Aberbach first encountered ESS eye protection in Florida when his department’s health and safety committee recommended they switch to traditional helmets. The new helmets came with ESS goggles. At some point they switched from ESS goggles to glasses which he enjoyed as well. As someone who wears prescription glasses, Aberbach continues to appreciate that the glasses don’t fog up – even while wearing masks and other additional PPD that is part of today’s COVID-19 protocol. His favorite pairs are the Firepro 1971 and 1977 which he uses for structure and wildfire.
“ESS allows me to be able to do my job without my prescription eyewear becoming a hindrance,” he says. He was delighted to learn that ESS was headquartered in Hailey because he’d enjoyed the product for a significant portion of his career and now he was a resident in their immediate community. One of the first things he did as Fire Chief in Hailey was to survey the department and ask their preferred personal equipment styles. The firefighters picked the traditional helmet style with ESS goggles, just like they had in Florida. The first responders selected ESS glasses.

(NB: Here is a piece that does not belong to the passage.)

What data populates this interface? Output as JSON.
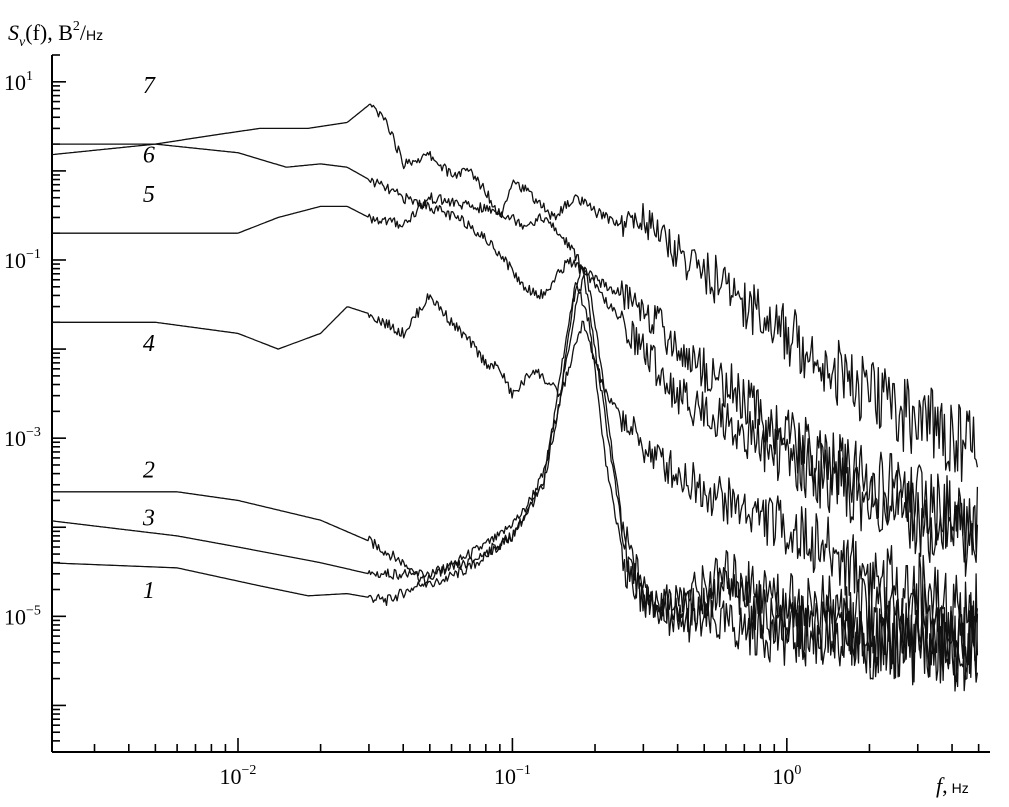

Aberbach recalls a training drill that reinforced the importance of eye protection in fire and EMS services. “We were doing an extrication training where we used a hydraulic spreader to remove the door from the vehicle,” he says. “One spring unexpectedly let loose and hit someone right in the eye. They were wearing ANSI-approved ESS glasses that saved their vision. I was right there and could see that it was nobody’s fault that the spring came off like that. It’s just a great example of why we wear protective glasses. A lot of times we can’t control how things react in high risk situations, even in the controlled environment of a training.”

Chief Aberbach’s 30+ year career is a testament to what can be accomplished when first responders, fire, EMS, and law enforcement work together as a team to resolve an incident. He willingly shares preventative measures everyone can do to make their homes more fire safe including checking smoke detector batteries, getting carbon monoxide monitors, and making sure fire extinguishers work. He also recommends getting a professional inspection of heating systems since dust that can become flammable accumulates on the elements when they’re not in use over the summer. “We can make a difference and bring someone’s pain and suffering to a positive outcome,” he says. “For me, knowing I’ve done my best and leading my team to do their best is the ultimate reward.”